Como a equipa aguentou o jogo até ao prolongamento – com duas ou três defesas de maior grau de dificuldade do avançado -, o técnico passou à equipa uma mensagem de «tranquilidade e de continuar a fazer o nosso jogo de posse, sem entrar em desespero de chutar para a frente». Contudo, as dificuldades dos alvinegros não se ficariam por aqui. «Aos 102 minutos um dos nossos centrais também foi expulso.» Mas foi então que, uma equipa com uma média de idades de pouco mais de 21 anos mostrou que aquele era mesmo o seu momento, e venceu com um golo marcado aos 118 minutos, para gáudio das dezenas de adeptos que acompanharam a equipa a Sintra.

 
Plantel da Sanjoanense (Foto Daniel Oliveira/ads.pt)

Essa demonstração de querer da equipa orientada por Ricardo Sousa é algo que enche de orgulho o antigo médio. «Desde que comecei a trabalhar com estes meninos, que lhes digo que não há nenhuma equipa contra a qual eles não possam jogar olhos nos olhos.

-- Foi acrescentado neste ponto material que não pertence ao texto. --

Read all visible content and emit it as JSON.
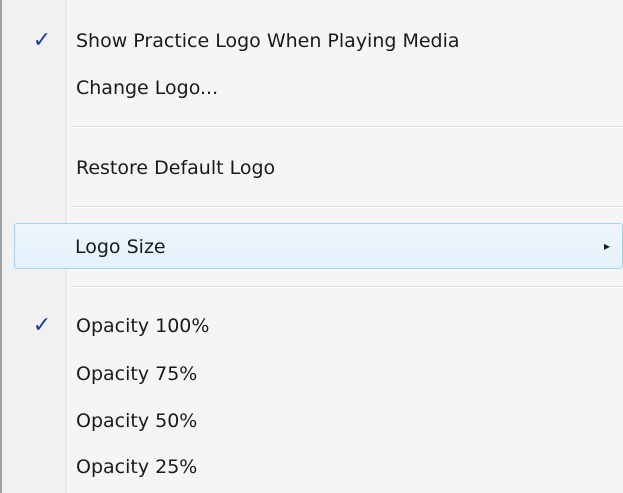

Para nos ganhar, o adversário vai ter sempre de ser muito melhor do que nós, ter mais alma e correr mais, caso contrário, não perdemos», assegura.
  
Para a partida de domingo, diante da Académica, a receita vai ser a mesma que foi utilizada até ao momento, com a adição, espera o treinador, de uma boa dose de «tranquilidade». «A equipa tem sentido maiores dificuldades nos jogos em casa. Temos a equipa mais nova do CNS e, apesar de muita qualidade, isso também nos traz inexperiência», revela, sublinhando que «a vontade de ganhar em casa é tanta, que tem prejudicado a qualidade do nosso jogo.»
 
Parte da estratégia sanjoanense vai passar, precisamente, por tentar aproveitar a «maior intranquilidade» da formação orientada por Gouveia. «Apesar de terem um orçamento 50 vezes maior que o nosso, a Académica não está no melhor momento e nós temos de saber aproveitar isso», antecipa Ricardo Sousa.

Os estudantes que se cuidem, que em S. João da Madeira há uma trupe de «meninos» que lhes quer dar uma lição.